According to the Korea Times reports on May 13, the final round of mediation talks between Samsung Electronics and its largest union officially collapsed on that day. The union demanded that Samsung allocate 15% of operating profit as employee bonuses and write it into the labor contract, while Samsung's proposed 10% plan was rejected. Both sides had sharp disagreements over the distribution of performance bonuses related to AI.
The strike is scheduled from May 21 to June 7, involving over 40,000 employees, most of whom are from the semiconductor manufacturing department. According to analysts cited by the Korea Times, the losses caused by the strike could reach 1 trillion won (about $671 million) per day. Samsung has filed for an injunction with the Suwon District Court in an attempt to prevent the strike, with a ruling expected before the start of the strike.

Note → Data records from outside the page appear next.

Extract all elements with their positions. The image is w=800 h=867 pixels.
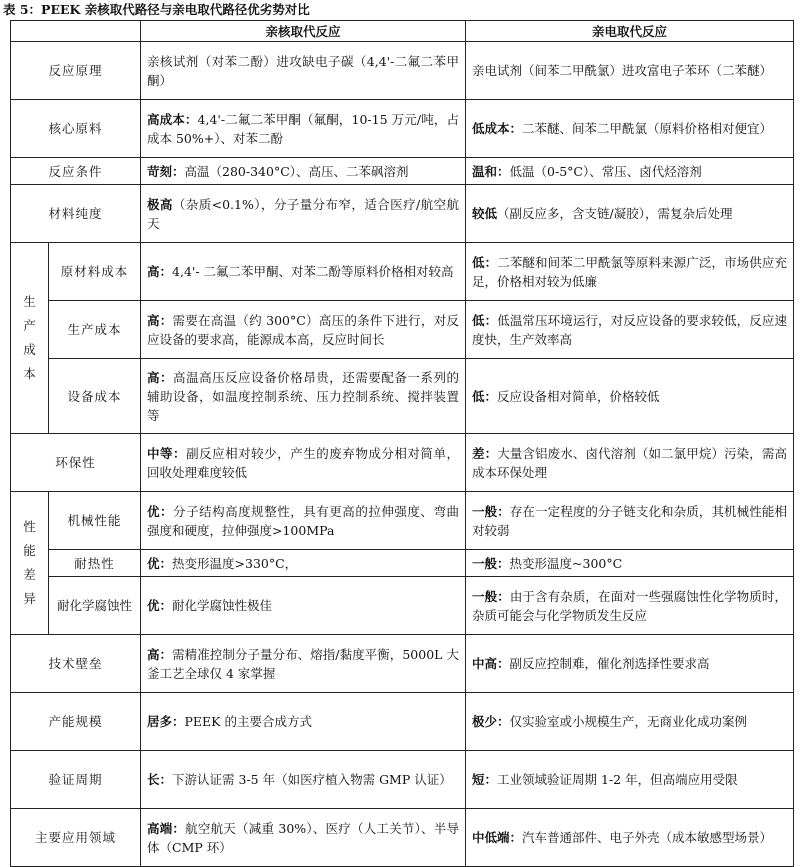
description: 副反应控制难，催化剂选择性要求高 [509,656,710,671]
row-label: 反应原理 [11,42,141,100]
rating: 优： [147,555,173,571]
nucleophilic-cell [141,185,466,243]
description: 二苯醚和间苯二甲酰氯等原料来源广泛，市场供应充足，价格相对较为低廉 [472,254,787,289]
description: 亲电试剂（间苯二甲酰氯）进攻富电子苯环（二苯醚） [472,63,773,78]
row-label: 耐化学腐蚀性 [49,577,141,635]
rating: 中高： [472,656,510,671]
row-label: 技术壁垒 [11,635,141,693]
table-row [11,158,794,185]
electrophilic-cell [466,42,794,100]
nucleophilic-cell [141,693,466,751]
electrophilic-cell [466,550,794,577]
rating: 一般： [472,588,510,604]
row-label: 主要应用领域 [11,809,141,867]
table-row [11,577,794,635]
description: 反应设备相对简单，价格较低 [497,388,660,404]
row-label: 生产成本 [49,301,141,359]
table-row [11,301,794,359]
rating: 居多： [147,714,185,729]
table-row [11,809,794,867]
row-label: 设备成本 [49,359,141,434]
electrophilic-cell [466,577,794,635]
description: 二苯醚、间苯二甲酰氯（原料价格相对便宜） [522,121,773,136]
rating: 高： [147,369,174,385]
description: 分子结构高度规整性，具有更高的拉伸强度、弯曲强度和硬度，拉伸强度>100MPa [147,503,459,538]
row-label: 材料纯度 [11,185,141,243]
description: 高温高压反应设备价格昂贵，还需要配备一系列的辅助设备，如温度控制系统、压力控制系统、搅拌装置等 [147,369,459,423]
rating: 温和： [472,163,510,179]
group-performance: 性能差异 [11,492,49,635]
description: 需要在高温（约 300°C）高压的条件下进行，对反应设备的要求高，能源成本高，反应时间长 [147,312,459,347]
description: 低温常压环境运行，对反应设备的要求较低，反应速度快，生产效率高 [472,312,787,347]
description: 4,4'- 二氟二苯甲酮、对苯二酚等原料价格相对较高 [172,264,454,279]
rating: 高： [147,312,173,328]
description: 航空航天（减重 30%）、医疗（人工关节）、半导体（CMP 环） [147,820,459,855]
rating: 低： [472,254,498,270]
electrophilic-cell [466,635,794,693]
rating: 苛刻： [147,163,185,179]
description: 高温（280-340°C）、高压、二苯砜溶剂 [184,163,409,179]
table-row [11,243,794,301]
description: 工业领域验证周期 1-2 年，但高端应用受限 [497,772,738,787]
description: （副反应多，含支链/凝胶），需复杂后处理 [497,206,733,221]
description: 下游认证需 3-5 年（如医疗植入物需 GMP 认证） [172,772,452,787]
description: 热变形温度>330°C， [172,555,298,571]
electrophilic-cell [466,693,794,751]
group-production-cost: 生产成本 [11,243,49,434]
rating: 一般： [472,555,510,571]
rating: 极少： [472,714,510,729]
rating: 长： [147,772,173,787]
table-row [11,434,794,492]
nucleophilic-cell [141,751,466,809]
description: PEEK 的主要合成方式 [184,714,312,729]
rating: 低成本： [472,121,523,136]
description: 亲核试剂（对苯二酚）进攻缺电子碳（4,4'-二氟二苯甲酮） [147,53,459,88]
electrophilic-cell [466,100,794,158]
description: 需精准控制分子量分布、熔指/黏度平衡，5000L 大釜工艺全球仅 4 家掌握 [147,646,459,681]
row-label: 原材料成本 [49,243,141,301]
description: 副反应相对较少，产生的废弃物成分相对简单，回收处理难度较低 [147,445,459,480]
table-row [11,185,794,243]
electrophilic-cell [466,359,794,434]
electrophilic-cell [466,492,794,550]
rating: 一般： [472,503,510,519]
row-label: 环保性 [11,434,141,492]
description: 热变形温度~300°C [509,555,623,571]
rating: 中等： [147,445,187,461]
row-label: 验证周期 [11,751,141,809]
description: 由于含有杂质，在面对一些强腐蚀性化学物质时，杂质可能会与化学物质发生反应 [472,588,787,623]
row-label: 耐热性 [49,550,141,577]
rating: 差： [472,445,498,461]
row-label: 产能规模 [11,693,141,751]
electrophilic-cell [466,301,794,359]
nucleophilic-cell [141,434,466,492]
row-label: 核心原料 [11,100,141,158]
row-label: 反应条件 [11,158,141,185]
description: （杂质<0.1%），分子量分布窄，适合医疗/航空航天 [147,196,459,231]
description: 耐化学腐蚀性极佳 [172,598,273,613]
nucleophilic-cell [141,42,466,100]
electrophilic-cell [466,809,794,867]
nucleophilic-cell [141,301,466,359]
description: 汽车普通部件、电子外壳（成本敏感型场景） [522,830,773,845]
rating: 优： [147,503,174,519]
table-row [11,693,794,751]
electrophilic-cell [466,434,794,492]
comparison-table [10,20,794,867]
electrophilic-cell [466,243,794,301]
nucleophilic-cell [141,100,466,158]
table-row [11,550,794,577]
nucleophilic-cell [141,158,466,185]
table-row [11,359,794,434]
nucleophilic-cell [141,359,466,434]
electrophilic-cell [466,185,794,243]
rating: 较低 [472,206,498,221]
nucleophilic-cell [141,492,466,550]
nucleophilic-cell [141,809,466,867]
rating: 中低端： [472,830,523,845]
rating: 优： [147,598,173,613]
nucleophilic-cell [141,550,466,577]
table-row [11,492,794,550]
description: 4,4'-二氟二苯甲酮（氟酮，10-15 万元/吨，占成本 50%+）、对苯二酚 [147,111,459,146]
rating: 高成本： [147,111,198,127]
rating: 高： [147,264,173,279]
description: 存在一定程度的分子链支化和杂质，其机械性能相对较弱 [472,503,787,538]
header-corner [11,21,141,42]
description: 低温（0-5°C）、常压、卤代烃溶剂 [509,163,702,179]
electrophilic-cell [466,158,794,185]
rating: 短： [472,772,498,787]
rating: 高端： [147,820,186,836]
header-electrophilic: 亲电取代反应 [466,21,794,42]
description: 仅实验室或小规模生产，无商业化成功案例 [509,714,748,729]
table-caption: 表 5：PEEK 亲核取代路径与亲电取代路径优劣势对比 [3,2,310,17]
table-row [11,751,794,809]
rating: 极高 [147,196,173,212]
nucleophilic-cell [141,243,466,301]
rating: 低： [472,312,498,328]
electrophilic-cell [466,751,794,809]
description: 大量含铝废水、卤代溶剂（如二氯甲烷）污染，需高成本环保处理 [472,445,787,480]
table-row [11,100,794,158]
header-row [11,21,794,42]
rating: 高： [147,646,173,662]
nucleophilic-cell [141,577,466,635]
rating: 低： [472,388,498,404]
row-label: 机械性能 [49,492,141,550]
table-row [11,42,794,100]
header-nucleophilic: 亲核取代反应 [141,21,466,42]
table-row [11,635,794,693]
nucleophilic-cell [141,635,466,693]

According to Jefferies research, this strike could affect about 3% of the global memory chip production capacity. JPMorgan estimates that Samsung's operating profit for the year may decrease by over 40 trillion won as a result. More seriously, prolonged production halts could lead Samsung to lose key customers such as NVIDIA.
Micron Surges 140% in a Month, Huge Discrepancy in Target Prices between Institutions and Retail Investors
The market is already pricing in this supply shock.

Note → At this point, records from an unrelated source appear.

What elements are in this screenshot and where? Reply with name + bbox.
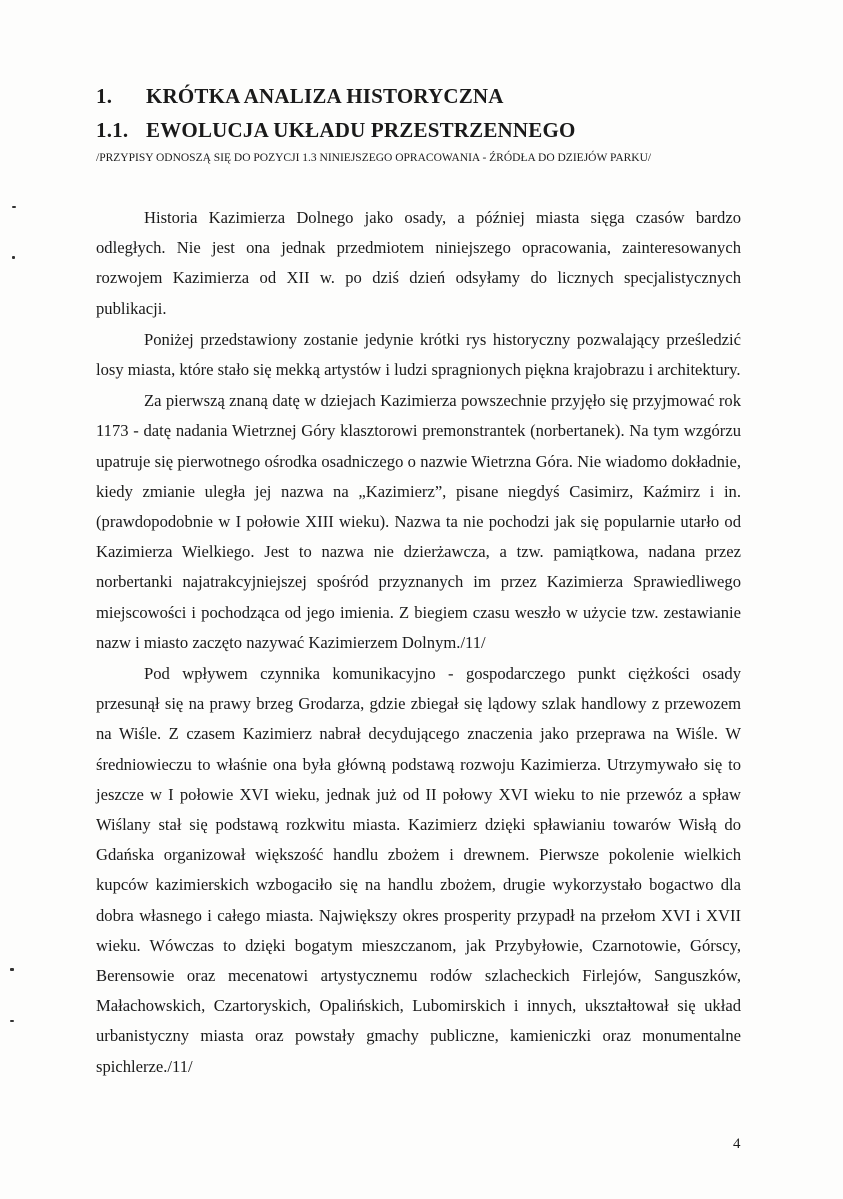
section-number: 1.1. [96,118,129,142]
paragraph-4: Pod wpływem czynnika komunikacyjno - gospodarczego punkt ciężkości osady przesunął się na prawy brzeg Grodarza, gdzie zbiegał się lądowy szlak handlowy z przewozem na Wiśle. Z czasem Kazimierz nabrał decydującego znaczenia jako przeprawa na Wiśle. W średniowieczu to właśnie ona była główną podstawą rozwoju Kazimierza. Utrzymywało się to jeszcze w I połowie XVI wieku, jednak już od II połowy XVI wieku to nie przewóz a spław Wiślany stał się podstawą rozkwitu miasta. Kazimierz dzięki spławianiu towarów Wisłą do Gdańska organizował większość handlu zbożem i drewnem. Pierwsze pokolenie wielkich kupców kazimierskich wzbogaciło się na handlu zbożem, drugie wykorzystało bogactwo dla dobra własnego i całego miasta. Największy okres prosperity przypadł na przełom XVI i XVII wieku. Wówczas to dzięki bogatym mieszczanom, jak Przybyłowie, Czarnotowie, Górscy, Berensowie oraz mecenatowi artystycznemu rodów szlacheckich Firlejów, Sanguszków, Małachowskich, Czartoryskich, Opalińskich, Lubomirskich i innych, ukształtował się układ urbanistyczny miasta oraz powstały gmachy publiczne, kamieniczki oraz monumentalne spichlerze./11/ [96,664,741,1076]
section-title: EWOLUCJA UKŁADU PRZESTRZENNEGO [146,118,576,142]
scan-mark [12,256,15,259]
paragraph-1: Historia Kazimierza Dolnego jako osady, a później miasta sięga czasów bardzo odległych. Nie jest ona jednak przedmiotem niniejszego opracowania, zainteresowanych rozwojem Kazimierza od XII w. po dziś dzień odsyłamy do licznych specjalistycznych publikacji. [96,208,741,318]
chapter-number: 1. [96,84,113,108]
section-heading [96,118,576,143]
chapter-heading [96,84,504,109]
scan-mark [10,968,14,971]
paragraph-2: Poniżej przedstawiony zostanie jedynie krótki rys historyczny pozwalający prześledzić losy miasta, które stało się mekką artystów i ludzi spragnionych piękna krajobrazu i architektury. [96,329,741,380]
page-number: 4 [733,1136,741,1152]
scan-mark [10,1020,14,1022]
paragraph-3: Za pierwszą znaną datę w dziejach Kazimierza powszechnie przyjęło się przyjmować rok 1173 - datę nadania Wietrznej Góry klasztorowi premonstrantek (norbertanek). Na tym wzgórzu upatruje się pierwotnego ośrodka osadniczego o nazwie Wietrzna Góra. Nie wiadomo dokładnie, kiedy zmianie uległa jej nazwa na „Kazimierz”, pisane niegdyś Casimirz, Kaźmirz i in. (prawdopodobnie w I połowie XIII wieku). Nazwa ta nie pochodzi jak się popularnie utarło od Kazimierza Wielkiego. Jest to nazwa nie dzierżawcza, a tzw. pamiątkowa, nadana przez norbertanki najatrakcyjniejszej spośród przyznanych im przez Kazimierza Sprawiedliwego miejscowości i pochodząca od jego imienia. Z biegiem czasu weszło w użycie tzw. zestawianie nazw i miasto zaczęto nazywać Kazimierzem Dolnym./11/ [96,391,741,652]
footnote-reference-note: /PRZYPISY ODNOSZĄ SIĘ DO POZYCJI 1.3 NINIEJSZEGO OPRACOWANIA - ŹRÓDŁA DO DZIEJÓW PARKU/ [96,152,652,164]
chapter-title: KRÓTKA ANALIZA HISTORYCZNA [146,84,504,108]
body-text [96,203,741,1082]
scan-mark [12,206,16,208]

Micron’s stock price has soared from a low of about $310 in March, reaching a 52-week high of $818.67 during intraday trading on May 11, with an increase of around 140% in a month, pushing its market capitalization above $900 billion. It rested at around $766 on May 12. According to Yahoo Finance data, Micron's revenue in the last fiscal quarter (Q2 2026) reached $23.9 billion, a year-on-year increase of 196%, with earnings per share of $12.20, exceeding expectations by 32.8%.

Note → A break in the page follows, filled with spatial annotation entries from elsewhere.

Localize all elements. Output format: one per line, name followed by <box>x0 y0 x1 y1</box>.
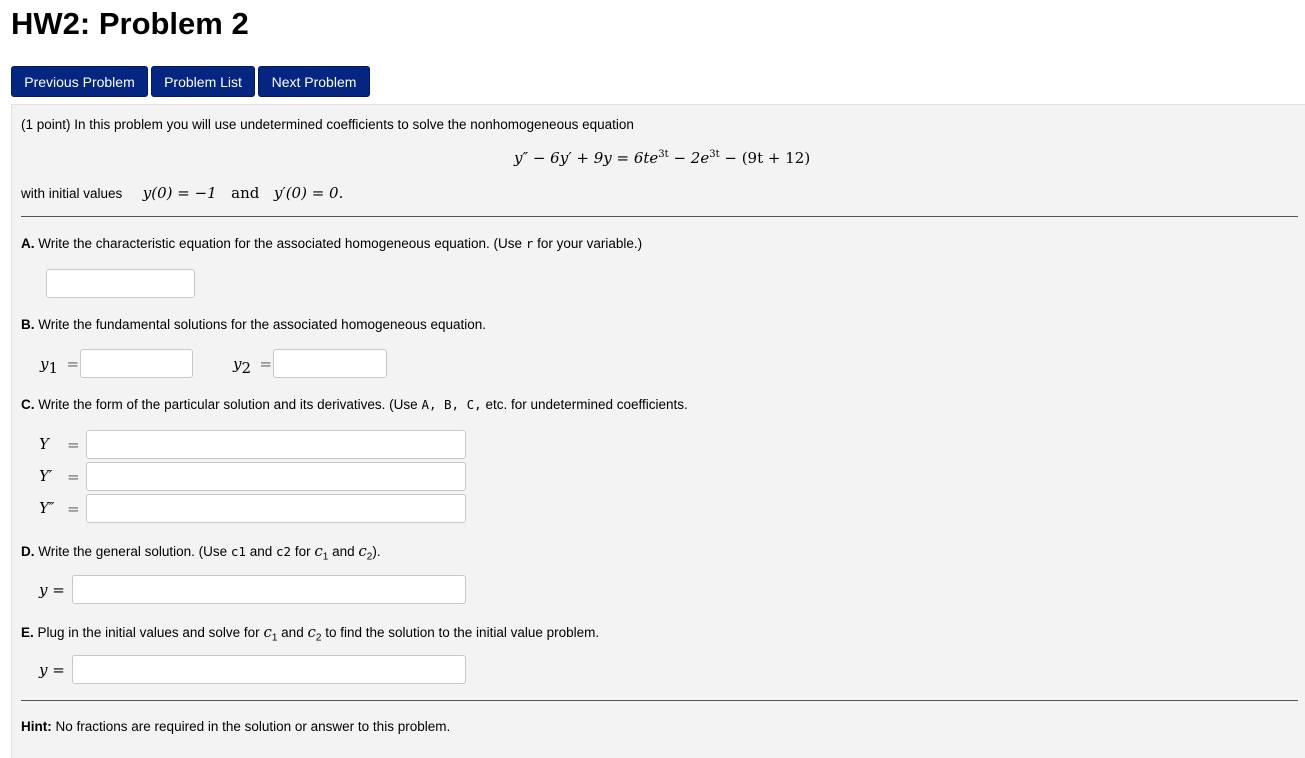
Y-prime-label: Y′ <box>39 467 53 485</box>
part-c-prompt <box>21 397 688 412</box>
equation-exponent-1: 3t <box>658 149 669 160</box>
initial-condition-2: y′(0) = 0. <box>273 184 344 202</box>
initial-values-prefix: with initial values <box>21 186 123 201</box>
differential-equation <box>514 149 810 167</box>
part-e-letter: E. <box>21 625 34 640</box>
part-d-letter: D. <box>21 544 35 559</box>
Y-prime-input[interactable] <box>86 462 466 491</box>
Y-prime-equals: = <box>67 468 80 486</box>
part-c-text-before: Write the form of the particular solution and its derivatives. (Use <box>38 397 418 412</box>
y2-label: $y_2$ = <box>233 355 273 378</box>
part-d-code-c2: c2 <box>276 544 292 559</box>
y1-label: $y_1$ = <box>40 355 80 378</box>
ivp-solution-label: y = <box>39 661 65 679</box>
hint-text: No fractions are required in the solution or answer to this problem. <box>55 719 451 734</box>
part-a-text-after: for your variable.) <box>537 236 643 251</box>
part-a-prompt <box>21 236 642 251</box>
equation-mid: − 2e <box>668 149 710 167</box>
initial-condition-1: y(0) = −1 <box>142 184 217 202</box>
Y-equals: = <box>67 436 80 454</box>
equation-lhs: y″ − 6y′ + 9y = 6te <box>514 149 659 167</box>
part-e-prompt: E. Plug in the initial values and solve for $c_1$ and $c_2$ to find the solution to the initial value problem. <box>21 623 600 644</box>
next-problem-button[interactable]: Next Problem <box>258 66 370 97</box>
general-solution-input[interactable] <box>72 575 466 604</box>
part-a-letter: A. <box>21 236 35 251</box>
part-c-coefficients: A, B, C, <box>421 397 482 412</box>
part-a-variable: r <box>525 236 534 251</box>
equation-exponent-2: 3t <box>709 149 720 160</box>
part-b-prompt <box>21 317 486 332</box>
hint-line <box>21 719 450 734</box>
part-a-text-before: Write the characteristic equation for the associated homogeneous equation. (Use <box>38 236 523 251</box>
part-d-code-c1: c1 <box>230 544 246 559</box>
initial-values-line <box>21 184 343 203</box>
characteristic-equation-input[interactable] <box>46 269 195 298</box>
y1-input[interactable] <box>80 349 193 378</box>
part-c-text-after: etc. for undetermined coefficients. <box>485 397 688 412</box>
Y-double-prime-input[interactable] <box>86 494 466 523</box>
part-d-prompt: D. Write the general solution. (Use c1 and c2 for $c_1$ and $c_2$). <box>21 542 381 563</box>
general-solution-label: y = <box>39 581 65 599</box>
divider-bottom <box>21 700 1298 701</box>
problem-intro: (1 point) In this problem you will use undetermined coefficients to solve the nonhomogeneous equation <box>21 117 634 132</box>
Y-double-prime-label: Y″ <box>39 499 55 517</box>
part-c-letter: C. <box>21 397 35 412</box>
divider-top <box>21 216 1298 217</box>
y2-input[interactable] <box>273 349 387 378</box>
part-b-text: Write the fundamental solutions for the associated homogeneous equation. <box>38 317 487 332</box>
ivp-solution-input[interactable] <box>72 655 466 684</box>
previous-problem-button[interactable]: Previous Problem <box>11 66 148 97</box>
page-title: HW2: Problem 2 <box>11 6 249 41</box>
Y-label: Y <box>39 435 49 453</box>
Y-double-prime-equals: = <box>67 500 80 518</box>
Y-input[interactable] <box>86 430 466 459</box>
problem-list-button[interactable]: Problem List <box>151 66 255 97</box>
part-b-letter: B. <box>21 317 35 332</box>
initial-and: and <box>231 184 260 202</box>
equation-rhs: − (9t + 12) <box>719 149 811 167</box>
hint-label: Hint: <box>21 719 52 734</box>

On the institutional side, Deutsche Bank raised Micron's target price to $1,000, the highest on Wall Street. Analyst Sidney Ho believes that AI-driven HBM demand is a structural trend, and supply tightness may continue until 2028.

However, the Wall Street consensus target price is only $581.89, significantly lower than the current stock price, reflecting a divergence in institutional valuations of the current pricing. The $1,300 target price shouted by retail investors on WallStreetBets far exceeds any institutional predictions.
Core Risk: Resolution Equals Reversal
The biggest risk in this trade is also very clear: it is essentially a binary wager.
Ainvest's analysis points out that Micron's stock price surged 75% in a month (this data corresponds to a slightly earlier time window than the latest surge), and if the Samsung strike ends in a resolution, the stock price faces a severe risk of reversal. JPMorgan also warns investors that the ultimate result of the labor dispute is the "clearing event" of the current market, and prior to this, the risk of directional bets is extremely high.
The memory chip market itself is already highly cyclical. Even without a strike, memory contract prices are projected to rise by about 60% this year. If a strike occurs, it would add another layer of shock to an already tense supply and demand situation; if it does not occur, the market will need to reassess how much "strike premium" is included in the current pricing.
Samsung still has the possibility of reaching a final agreement before May 21, although the probability currently appears low.